Case #184 - Isolation, awareness, resistance

Trisha's issue was that her teenage son refused to go to school.  
As she spoke, I could see a great deal of emotion on her face. Her eyes were teary, her forehead wrinkled, her mouth shook a little, and she also seemed very timid and scared.
Although I very much wanted to explore the issue with her, I also wanted to check in with how she was feeling, as simply diving into the story would have been disrespectful of her process, and of attending to the relationship between us.
She wanted to tell me more, but I interrupted her.  
I asked her again how she was feeling. But she seemed unable to answer.
Again, she started telling me a story, this time about previous therapy work she had done, related to a miscarriage.
I asked her how she was feeling.
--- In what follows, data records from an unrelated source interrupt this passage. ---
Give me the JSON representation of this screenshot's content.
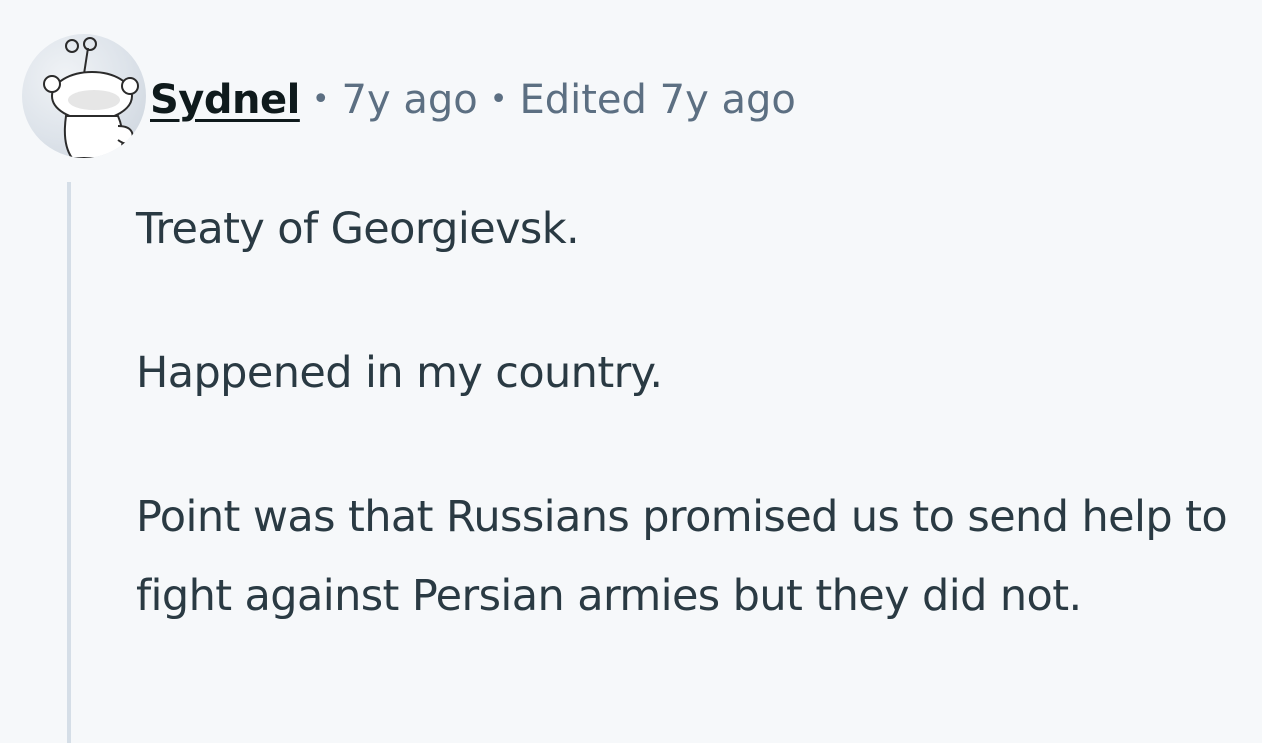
{
  "comment": {
    "author": "Sydnel",
    "separator": "•",
    "age": "7y ago",
    "edited": "Edited 7y ago",
    "avatar_icon": "snoo-avatar-icon",
    "paragraphs": [
      "Treaty of Georgievsk.",
      "Happened in my country.",
      "Point was that Russians promised us to send help to fight against Persian armies but they did not."
    ]
  }
}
She replied by launching into another story about the suicide of a relative.
I interrupted her.
Whilst these stories would all be important and have relevance, to simply proceed without attending to her in the present would have been neglectful.
Yet, focusing her attention on the present was not something she was willing to do.
I remarked that I would not keep pushing by asking for her feelings as clearly she did not want to talk about them, even though they were strongly present.
I also said I was not wiling to go into the stories, I wanted to stay in the present with her.
So I shifted gears and talked about myself. I told her that when I was upset, I liked someone close by. I wanted to know from her what the right distance between us was. She said 'this is ok'
In this circumstance 'OK' is not a feeling, its an evauation. And she was so quick to declare it, I was not sure that this was really true.
So I proposed an experiment. I moved closer, and farther away, to find the right distance for her. She kept saying 'this is ok', wherever I went. I asked her to tell me if it was better or worse. Again, she seemed reluctant to do so, to take a stance, to ask for what she wanted.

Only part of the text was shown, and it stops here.